I had the great pleasure of catching a matinee of Tamara Jenkins’ The Savages yesterday (winter break=weekday matinees=bliss). The accolades for the film are everywhere, so I’ll spare you my own review here. What struck me in off moments, however, was Philip Seymour Hoffman’s character, John—a depressed, overly-rational expert on Brecht and a professor of drama in Buffalo. Despite significant differences in characterization, I couldn’t help but think of Steve Carrell’s Frank, a depressed/suicidal, emotionally-distant “foremost expert on Proust” and a professor of literature in Little Miss Sunshine. I’ll admit that like most of America, I took a pass on The Human Stain, but having read Roth’s book, I can imagine the characterization of Coleman Silk that stems from his lifelong elision of his past, his dismissal from the college, and disturbing relationship with a cleaning woman decades younger than him. Let me guess: depressed? Unable to cope with the real world? [Sidenote: K. just reminded me that Dustin Hoffman’s professor in Stranger than Fiction is the exception here: quirky and a mainliner of coffee, but seemingly a relatively happy chap with an improbably large office. Of course, he studies living authors, and that might account for the difference. :)] And, not to put too fine a point on it, it’s probably necessary to note that all of these characters are literature professors.

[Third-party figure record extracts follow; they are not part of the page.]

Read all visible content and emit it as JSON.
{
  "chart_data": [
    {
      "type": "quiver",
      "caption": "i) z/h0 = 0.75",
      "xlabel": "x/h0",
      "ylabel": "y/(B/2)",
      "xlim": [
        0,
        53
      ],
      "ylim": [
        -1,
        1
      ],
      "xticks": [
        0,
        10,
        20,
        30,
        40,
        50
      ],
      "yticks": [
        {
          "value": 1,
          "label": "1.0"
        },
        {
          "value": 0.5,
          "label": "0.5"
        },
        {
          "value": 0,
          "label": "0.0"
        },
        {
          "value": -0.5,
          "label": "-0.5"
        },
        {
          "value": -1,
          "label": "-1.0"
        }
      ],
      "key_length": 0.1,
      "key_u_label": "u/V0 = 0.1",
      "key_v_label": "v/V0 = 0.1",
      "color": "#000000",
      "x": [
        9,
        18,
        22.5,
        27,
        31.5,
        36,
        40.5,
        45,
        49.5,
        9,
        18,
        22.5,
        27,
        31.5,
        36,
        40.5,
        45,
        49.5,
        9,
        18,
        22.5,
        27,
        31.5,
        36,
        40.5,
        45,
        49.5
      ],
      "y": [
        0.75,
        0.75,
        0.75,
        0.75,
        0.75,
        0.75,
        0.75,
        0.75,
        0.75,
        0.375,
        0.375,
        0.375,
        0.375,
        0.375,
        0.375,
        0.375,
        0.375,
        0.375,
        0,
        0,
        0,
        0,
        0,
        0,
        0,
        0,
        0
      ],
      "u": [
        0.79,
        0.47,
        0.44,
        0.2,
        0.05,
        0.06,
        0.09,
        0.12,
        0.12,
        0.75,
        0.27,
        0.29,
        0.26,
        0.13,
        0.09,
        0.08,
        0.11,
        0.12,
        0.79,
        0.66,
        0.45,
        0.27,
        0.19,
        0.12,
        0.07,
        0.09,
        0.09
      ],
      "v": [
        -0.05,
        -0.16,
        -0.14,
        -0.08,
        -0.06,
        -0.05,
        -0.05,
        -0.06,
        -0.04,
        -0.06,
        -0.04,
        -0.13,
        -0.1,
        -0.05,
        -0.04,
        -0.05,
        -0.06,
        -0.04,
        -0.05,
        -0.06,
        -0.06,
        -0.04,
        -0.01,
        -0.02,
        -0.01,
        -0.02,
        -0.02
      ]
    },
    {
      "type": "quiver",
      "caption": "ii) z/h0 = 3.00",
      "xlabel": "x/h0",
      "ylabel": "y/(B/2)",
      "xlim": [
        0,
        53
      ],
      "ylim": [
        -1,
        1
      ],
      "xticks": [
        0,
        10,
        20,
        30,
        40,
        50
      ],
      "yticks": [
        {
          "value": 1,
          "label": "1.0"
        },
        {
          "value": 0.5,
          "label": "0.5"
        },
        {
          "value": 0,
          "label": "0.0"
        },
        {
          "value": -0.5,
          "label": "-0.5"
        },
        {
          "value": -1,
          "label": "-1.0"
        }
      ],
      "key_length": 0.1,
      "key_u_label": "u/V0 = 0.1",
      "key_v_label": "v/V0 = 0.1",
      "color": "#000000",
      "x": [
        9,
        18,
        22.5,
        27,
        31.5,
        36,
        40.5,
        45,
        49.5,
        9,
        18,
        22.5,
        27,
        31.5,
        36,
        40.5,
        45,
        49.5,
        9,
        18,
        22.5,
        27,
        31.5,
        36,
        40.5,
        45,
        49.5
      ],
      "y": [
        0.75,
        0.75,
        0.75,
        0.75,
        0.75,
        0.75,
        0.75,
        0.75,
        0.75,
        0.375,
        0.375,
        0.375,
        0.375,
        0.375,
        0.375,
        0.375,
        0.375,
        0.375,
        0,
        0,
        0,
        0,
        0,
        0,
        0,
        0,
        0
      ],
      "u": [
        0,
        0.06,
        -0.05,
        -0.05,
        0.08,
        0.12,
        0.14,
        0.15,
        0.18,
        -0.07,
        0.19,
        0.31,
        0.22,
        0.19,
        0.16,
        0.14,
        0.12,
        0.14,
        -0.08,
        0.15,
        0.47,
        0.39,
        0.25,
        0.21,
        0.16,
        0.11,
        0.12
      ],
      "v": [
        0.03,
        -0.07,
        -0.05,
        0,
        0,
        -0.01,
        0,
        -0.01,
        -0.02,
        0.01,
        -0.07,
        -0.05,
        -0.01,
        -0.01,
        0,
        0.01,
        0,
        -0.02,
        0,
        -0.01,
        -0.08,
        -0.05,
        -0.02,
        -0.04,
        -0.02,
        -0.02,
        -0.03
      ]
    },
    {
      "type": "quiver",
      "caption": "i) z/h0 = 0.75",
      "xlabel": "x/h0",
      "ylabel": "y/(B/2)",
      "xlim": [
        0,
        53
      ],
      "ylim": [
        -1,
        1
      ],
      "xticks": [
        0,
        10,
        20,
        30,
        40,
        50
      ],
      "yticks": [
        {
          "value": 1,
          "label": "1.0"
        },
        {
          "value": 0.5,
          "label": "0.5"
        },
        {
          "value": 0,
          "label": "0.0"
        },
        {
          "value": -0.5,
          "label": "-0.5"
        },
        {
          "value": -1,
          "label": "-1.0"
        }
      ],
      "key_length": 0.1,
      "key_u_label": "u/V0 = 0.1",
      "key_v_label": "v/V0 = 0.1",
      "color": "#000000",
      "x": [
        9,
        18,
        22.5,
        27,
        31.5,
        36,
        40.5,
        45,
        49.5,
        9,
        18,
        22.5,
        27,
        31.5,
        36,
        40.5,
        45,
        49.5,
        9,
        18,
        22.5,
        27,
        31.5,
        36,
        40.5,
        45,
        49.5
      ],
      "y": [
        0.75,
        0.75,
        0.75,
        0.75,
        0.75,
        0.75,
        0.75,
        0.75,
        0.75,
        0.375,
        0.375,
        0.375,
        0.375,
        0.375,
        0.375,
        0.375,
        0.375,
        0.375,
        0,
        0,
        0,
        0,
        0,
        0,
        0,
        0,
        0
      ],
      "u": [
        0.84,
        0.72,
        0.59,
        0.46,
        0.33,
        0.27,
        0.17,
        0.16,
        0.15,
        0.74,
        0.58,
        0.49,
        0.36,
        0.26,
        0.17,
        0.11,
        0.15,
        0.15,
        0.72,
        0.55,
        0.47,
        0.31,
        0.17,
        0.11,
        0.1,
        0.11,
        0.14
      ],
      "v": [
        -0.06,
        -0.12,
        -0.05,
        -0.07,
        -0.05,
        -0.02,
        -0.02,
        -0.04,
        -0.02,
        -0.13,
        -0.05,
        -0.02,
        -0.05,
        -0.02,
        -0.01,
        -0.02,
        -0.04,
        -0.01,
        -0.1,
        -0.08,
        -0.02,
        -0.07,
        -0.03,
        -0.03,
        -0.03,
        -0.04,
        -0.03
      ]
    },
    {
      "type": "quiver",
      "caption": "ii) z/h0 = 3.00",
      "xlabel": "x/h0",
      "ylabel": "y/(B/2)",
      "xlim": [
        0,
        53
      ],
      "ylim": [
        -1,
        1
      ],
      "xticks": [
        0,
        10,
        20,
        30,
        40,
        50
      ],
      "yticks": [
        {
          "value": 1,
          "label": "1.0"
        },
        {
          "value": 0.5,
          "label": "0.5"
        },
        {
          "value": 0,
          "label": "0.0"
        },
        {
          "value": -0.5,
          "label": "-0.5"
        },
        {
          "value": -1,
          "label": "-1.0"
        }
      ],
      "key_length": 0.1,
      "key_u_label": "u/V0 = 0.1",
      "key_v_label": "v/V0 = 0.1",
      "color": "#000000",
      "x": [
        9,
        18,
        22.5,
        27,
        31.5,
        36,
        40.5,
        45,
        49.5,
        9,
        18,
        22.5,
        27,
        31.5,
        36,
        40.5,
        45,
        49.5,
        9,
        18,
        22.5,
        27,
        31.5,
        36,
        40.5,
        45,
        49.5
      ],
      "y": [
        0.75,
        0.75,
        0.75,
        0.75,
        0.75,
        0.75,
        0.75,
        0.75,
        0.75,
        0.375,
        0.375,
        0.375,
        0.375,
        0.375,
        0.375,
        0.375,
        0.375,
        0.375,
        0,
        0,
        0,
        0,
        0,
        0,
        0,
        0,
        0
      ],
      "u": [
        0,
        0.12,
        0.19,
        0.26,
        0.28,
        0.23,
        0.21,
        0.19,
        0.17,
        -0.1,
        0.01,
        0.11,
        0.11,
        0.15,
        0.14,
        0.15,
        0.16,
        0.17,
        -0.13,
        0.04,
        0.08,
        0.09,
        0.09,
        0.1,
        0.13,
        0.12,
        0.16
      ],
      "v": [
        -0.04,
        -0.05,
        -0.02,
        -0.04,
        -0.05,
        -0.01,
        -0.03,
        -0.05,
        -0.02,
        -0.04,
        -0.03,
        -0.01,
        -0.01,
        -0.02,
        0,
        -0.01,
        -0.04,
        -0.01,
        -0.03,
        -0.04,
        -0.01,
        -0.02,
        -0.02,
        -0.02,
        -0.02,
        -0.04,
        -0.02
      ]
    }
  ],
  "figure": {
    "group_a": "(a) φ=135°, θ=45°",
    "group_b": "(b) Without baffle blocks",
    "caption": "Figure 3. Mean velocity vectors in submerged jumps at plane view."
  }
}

This is by no means a comprehensive study; let’s instead call it an intuition with a few examples. But, dear reader, what on earth is going on with representations of professors?!! Who are these guys?! Does anyone really know them? Worse yet, did anyone ever take a class from one of them? I understand that professors, like psychiatrists, occupy a certain region of the American pysche, and thus cliches and caricatures are born. But there are two things, specifically, that chap my hide here.
First, it’s the equation of literary expertise and depression. More: John/Frank/Coleman each have a failing or failed relationship that they’re engaged/engaging in. Isn’t that just too Madame Bovary? Emma isn’t the only one who is led down the path to ruined love by books. Even Jules (the Hoffman character) seems unattached at best—in fact, do we ever see him outside the confines of the school? He bears a torch for an author who famously kills people in her books. In short: the equation seems to be a redux of an old chestnut about the dangers of literature (makes you incapable of “good” love!), with a dash of American anti-intellectualism (too much book-learnin’ will make you weird!) for good measure.
Second, on a note of perhaps useless call for some sort of realism, is it impossible to imagine a woman as a professor? Maybe just one? Somewhere? Is that asking too much? It’s not such a new thing for women to have doctorates in literature, I’ve heard—just ask the MLA. I’ve been out of undergrad for over 10 years, and I had a good-sized handful of smart, quirky, engaged female professors even back then. In graduate school, there was a collective of brilliant, well-published, psychologically-sound, sartorially-gifted lady doctors. I can only imagine that there are more now than there were then.
So what gives, Hollywood and indie-filmmakers? How about one measly female professor who’s not eating barrels of Zoloft in 2008? I’d consider it a personal favor.